The detailed assessment of the composition of plant-derived products is of primary interest. The metabolites in natural extracts (NE) constitute the metabolome, which can be divided into the core and the specialized metabolome. Plants produce specialized metabolites to ensure their survival in a competitive environment. To assess the composition of NEs, currently validated methods for rigorous annotation and quantification of metabolites require standards. However, among the known metabolites, the availability of commercial reference standards is heavily restricted. Given this limitation, common analytical methods for NE composition assessment focus on studying a few specific and often non-bioactive markers.
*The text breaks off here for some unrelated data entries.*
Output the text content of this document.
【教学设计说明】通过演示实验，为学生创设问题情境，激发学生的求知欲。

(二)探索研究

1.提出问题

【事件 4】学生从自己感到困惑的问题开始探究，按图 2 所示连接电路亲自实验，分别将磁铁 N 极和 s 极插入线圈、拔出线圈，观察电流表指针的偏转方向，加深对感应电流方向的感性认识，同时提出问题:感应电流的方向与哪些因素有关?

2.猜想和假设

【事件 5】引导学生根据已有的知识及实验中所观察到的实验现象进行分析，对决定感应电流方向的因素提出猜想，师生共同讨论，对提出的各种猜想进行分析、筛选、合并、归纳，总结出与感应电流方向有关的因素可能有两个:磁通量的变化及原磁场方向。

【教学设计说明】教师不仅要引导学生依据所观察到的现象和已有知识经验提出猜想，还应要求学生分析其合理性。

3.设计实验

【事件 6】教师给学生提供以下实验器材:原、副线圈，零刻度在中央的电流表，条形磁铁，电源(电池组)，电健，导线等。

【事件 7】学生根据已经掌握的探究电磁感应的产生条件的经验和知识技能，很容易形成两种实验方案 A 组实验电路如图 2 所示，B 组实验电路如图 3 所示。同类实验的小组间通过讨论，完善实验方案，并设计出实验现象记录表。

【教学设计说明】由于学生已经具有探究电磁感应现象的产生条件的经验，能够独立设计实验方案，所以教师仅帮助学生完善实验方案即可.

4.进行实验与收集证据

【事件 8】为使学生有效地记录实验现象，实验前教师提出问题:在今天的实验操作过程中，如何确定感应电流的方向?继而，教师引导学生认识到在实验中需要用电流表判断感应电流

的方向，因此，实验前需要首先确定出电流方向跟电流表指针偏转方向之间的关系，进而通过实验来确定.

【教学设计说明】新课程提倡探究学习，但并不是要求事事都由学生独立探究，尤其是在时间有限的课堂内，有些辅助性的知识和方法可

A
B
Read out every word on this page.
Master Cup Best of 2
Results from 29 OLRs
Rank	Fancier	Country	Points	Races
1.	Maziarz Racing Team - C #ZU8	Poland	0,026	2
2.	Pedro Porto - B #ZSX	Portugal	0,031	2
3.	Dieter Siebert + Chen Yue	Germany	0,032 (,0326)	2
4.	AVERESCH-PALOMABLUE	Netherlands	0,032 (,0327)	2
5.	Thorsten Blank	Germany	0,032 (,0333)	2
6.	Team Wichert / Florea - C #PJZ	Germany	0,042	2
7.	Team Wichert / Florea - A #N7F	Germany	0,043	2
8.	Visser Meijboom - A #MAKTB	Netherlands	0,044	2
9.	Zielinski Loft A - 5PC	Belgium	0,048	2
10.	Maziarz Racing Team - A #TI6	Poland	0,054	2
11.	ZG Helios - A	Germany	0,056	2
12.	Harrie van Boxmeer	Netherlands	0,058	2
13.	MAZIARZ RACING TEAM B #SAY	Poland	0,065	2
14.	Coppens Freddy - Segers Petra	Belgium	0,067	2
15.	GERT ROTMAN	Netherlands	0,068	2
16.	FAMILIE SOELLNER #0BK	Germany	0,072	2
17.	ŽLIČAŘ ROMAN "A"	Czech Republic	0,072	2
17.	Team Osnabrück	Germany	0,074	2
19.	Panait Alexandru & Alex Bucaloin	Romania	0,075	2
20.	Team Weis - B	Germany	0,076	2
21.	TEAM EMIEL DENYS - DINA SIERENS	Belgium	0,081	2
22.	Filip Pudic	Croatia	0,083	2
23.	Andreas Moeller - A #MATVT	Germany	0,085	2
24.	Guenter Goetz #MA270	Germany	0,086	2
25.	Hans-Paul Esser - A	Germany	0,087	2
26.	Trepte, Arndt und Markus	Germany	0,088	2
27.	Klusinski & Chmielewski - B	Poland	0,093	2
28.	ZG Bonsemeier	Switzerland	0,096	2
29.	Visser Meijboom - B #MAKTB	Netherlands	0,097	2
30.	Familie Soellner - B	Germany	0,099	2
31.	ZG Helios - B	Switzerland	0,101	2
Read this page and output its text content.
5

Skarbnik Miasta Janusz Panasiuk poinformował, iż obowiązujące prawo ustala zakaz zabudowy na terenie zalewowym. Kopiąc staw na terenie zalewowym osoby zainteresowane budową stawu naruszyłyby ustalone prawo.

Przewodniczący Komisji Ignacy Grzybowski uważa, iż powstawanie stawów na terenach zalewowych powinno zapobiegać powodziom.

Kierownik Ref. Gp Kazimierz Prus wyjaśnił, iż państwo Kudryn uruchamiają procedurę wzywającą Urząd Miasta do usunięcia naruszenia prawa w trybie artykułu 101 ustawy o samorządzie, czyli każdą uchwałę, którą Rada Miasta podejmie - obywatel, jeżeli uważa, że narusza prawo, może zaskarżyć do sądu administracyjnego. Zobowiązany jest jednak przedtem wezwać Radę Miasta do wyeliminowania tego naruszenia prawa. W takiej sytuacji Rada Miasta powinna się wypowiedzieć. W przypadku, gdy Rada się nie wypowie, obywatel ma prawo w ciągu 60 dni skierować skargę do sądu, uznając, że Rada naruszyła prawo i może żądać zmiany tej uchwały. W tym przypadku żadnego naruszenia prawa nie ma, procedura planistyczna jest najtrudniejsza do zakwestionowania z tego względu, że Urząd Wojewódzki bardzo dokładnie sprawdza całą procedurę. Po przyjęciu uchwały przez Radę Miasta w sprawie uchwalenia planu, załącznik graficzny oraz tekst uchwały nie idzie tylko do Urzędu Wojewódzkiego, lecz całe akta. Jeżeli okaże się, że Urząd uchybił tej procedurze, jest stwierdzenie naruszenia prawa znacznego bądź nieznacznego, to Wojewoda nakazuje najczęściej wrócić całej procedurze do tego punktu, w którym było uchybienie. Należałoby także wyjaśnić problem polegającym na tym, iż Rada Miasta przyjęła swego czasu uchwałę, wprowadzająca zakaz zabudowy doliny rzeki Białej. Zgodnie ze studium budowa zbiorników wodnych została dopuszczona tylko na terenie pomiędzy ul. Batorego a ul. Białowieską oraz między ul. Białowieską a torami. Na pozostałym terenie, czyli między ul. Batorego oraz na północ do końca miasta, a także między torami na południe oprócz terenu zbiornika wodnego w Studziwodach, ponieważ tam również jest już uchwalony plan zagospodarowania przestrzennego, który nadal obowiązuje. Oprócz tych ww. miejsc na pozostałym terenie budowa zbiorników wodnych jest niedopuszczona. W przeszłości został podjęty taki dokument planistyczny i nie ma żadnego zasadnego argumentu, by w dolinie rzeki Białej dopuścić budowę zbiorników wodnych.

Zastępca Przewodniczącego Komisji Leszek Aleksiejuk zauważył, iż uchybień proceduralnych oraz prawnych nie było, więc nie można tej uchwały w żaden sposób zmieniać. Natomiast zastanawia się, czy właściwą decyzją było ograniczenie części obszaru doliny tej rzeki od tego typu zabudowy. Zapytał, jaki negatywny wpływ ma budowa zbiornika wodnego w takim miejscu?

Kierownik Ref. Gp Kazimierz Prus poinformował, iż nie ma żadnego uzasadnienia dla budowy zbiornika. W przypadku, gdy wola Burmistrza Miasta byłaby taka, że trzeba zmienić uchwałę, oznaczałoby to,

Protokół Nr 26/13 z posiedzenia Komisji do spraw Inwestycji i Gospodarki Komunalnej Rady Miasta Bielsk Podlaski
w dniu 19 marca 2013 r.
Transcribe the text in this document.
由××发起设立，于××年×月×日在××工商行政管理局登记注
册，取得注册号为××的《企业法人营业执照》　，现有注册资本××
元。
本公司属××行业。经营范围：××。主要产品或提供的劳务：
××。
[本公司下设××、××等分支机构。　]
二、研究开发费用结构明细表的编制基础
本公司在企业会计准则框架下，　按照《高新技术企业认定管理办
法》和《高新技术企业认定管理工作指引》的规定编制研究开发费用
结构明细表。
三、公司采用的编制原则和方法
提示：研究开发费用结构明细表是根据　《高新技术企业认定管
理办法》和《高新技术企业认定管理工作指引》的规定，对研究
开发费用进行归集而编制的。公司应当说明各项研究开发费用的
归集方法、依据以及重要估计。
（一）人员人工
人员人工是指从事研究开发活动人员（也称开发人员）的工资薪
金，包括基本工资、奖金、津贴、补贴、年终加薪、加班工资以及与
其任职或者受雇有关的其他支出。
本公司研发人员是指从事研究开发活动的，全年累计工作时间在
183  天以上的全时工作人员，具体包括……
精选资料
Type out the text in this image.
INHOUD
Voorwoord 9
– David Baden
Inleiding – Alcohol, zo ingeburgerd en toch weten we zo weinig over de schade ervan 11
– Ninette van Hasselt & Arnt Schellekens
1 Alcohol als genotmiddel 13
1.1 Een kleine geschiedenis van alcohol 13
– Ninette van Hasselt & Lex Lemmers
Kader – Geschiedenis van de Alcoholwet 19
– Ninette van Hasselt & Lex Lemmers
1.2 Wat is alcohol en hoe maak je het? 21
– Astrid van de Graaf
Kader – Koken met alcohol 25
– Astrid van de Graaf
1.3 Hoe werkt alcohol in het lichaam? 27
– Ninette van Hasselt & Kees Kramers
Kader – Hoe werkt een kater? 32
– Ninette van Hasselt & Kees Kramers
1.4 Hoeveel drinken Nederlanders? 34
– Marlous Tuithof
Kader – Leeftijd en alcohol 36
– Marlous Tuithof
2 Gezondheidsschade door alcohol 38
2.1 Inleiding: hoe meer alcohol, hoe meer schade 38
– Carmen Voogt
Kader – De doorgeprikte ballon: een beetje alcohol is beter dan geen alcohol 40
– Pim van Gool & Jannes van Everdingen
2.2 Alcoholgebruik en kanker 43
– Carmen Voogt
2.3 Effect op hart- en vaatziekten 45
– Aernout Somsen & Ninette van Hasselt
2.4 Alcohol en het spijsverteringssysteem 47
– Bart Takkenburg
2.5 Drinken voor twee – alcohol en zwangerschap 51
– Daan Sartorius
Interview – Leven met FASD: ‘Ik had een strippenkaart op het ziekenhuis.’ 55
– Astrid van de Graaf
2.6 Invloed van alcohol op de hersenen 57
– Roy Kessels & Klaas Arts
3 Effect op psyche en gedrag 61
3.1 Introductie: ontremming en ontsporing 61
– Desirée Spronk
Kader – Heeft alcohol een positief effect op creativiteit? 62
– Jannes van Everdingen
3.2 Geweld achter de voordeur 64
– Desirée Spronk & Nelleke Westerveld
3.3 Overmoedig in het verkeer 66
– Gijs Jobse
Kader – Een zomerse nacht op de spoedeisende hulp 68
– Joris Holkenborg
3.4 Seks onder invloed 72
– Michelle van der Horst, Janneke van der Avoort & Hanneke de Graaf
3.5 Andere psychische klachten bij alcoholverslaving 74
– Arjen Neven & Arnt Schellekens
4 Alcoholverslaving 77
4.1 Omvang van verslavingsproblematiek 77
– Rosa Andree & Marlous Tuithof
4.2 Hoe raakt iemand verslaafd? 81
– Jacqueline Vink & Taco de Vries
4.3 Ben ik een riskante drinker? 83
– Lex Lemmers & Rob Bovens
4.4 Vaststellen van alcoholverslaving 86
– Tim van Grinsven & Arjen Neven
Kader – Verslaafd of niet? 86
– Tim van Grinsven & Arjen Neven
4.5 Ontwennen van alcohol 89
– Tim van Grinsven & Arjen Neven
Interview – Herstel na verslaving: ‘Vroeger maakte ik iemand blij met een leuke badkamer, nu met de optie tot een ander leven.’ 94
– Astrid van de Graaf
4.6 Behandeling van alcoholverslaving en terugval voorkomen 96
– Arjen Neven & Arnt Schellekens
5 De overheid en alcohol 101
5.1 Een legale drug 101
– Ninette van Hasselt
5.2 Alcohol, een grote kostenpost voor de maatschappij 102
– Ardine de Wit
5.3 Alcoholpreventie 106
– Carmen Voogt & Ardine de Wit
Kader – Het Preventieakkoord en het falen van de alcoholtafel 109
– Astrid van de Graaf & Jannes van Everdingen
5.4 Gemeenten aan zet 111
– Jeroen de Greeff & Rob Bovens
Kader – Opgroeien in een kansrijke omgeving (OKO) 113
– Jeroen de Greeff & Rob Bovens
Liquid chromatography coupled to mass spectrometry (LC-MS) is a method of choice for NE metabolite analysis. Annotating data sets generated by LC-MS systems remains challenging. Dereplication allows focusing efforts on novel compounds, overcoming this challenge by leveraging prior knowledge and computational tools. In the frame of the present thesis, two resources to improve dereplication were developed. The first is the Taxonomically Informed Metabolite Annotation, which allows for better decision-making when multiple structural candidates are suggested by current MS-based annotation tools. The second is LOTUS, an initiative for open knowledge management in natural products research, that provides the largest collection of metabolite-taxon pairs.
In addition to annotation, semi-quantitative aspects are crucial for NE composition evaluation. They are needed to document the use of NEs as products and assess the presence and concentration level of potentially toxic compounds. Such information may also provide a rationale to justify specific molecules’ contribution to an extract’s overall bioactivity. Nevertheless, generic methods generating a semi-quantitative assessment of a large panel of metabolites are still lacking. Typically, only a dozen metabolites account for most of the extract’s mass, while hundreds are present in trace amounts.
Therefore, effective procedures providing a comprehensive analysis of the metabolome of NEs are needed, further addressing both qualitative and quantitative aspects. This work combines qualitative and semi-quantitative information in an automated manner, by integrating LC-MS-based metabolite profiling with generic universal detection methods. The impact of this strategy is evaluated on public data, collaborations, and well-known plants. Its application to different research questions is illustrated, i.e. through flavoring plants of industrial interest such as Swertia chirayita (Roxb.) H. Karst, containing large quantities of bitter principles. The presented workflow, integrating analytical and computational strategies, aims to make plant metabolomics research more effective for public health, food and beverage safety, as well as fundamental science.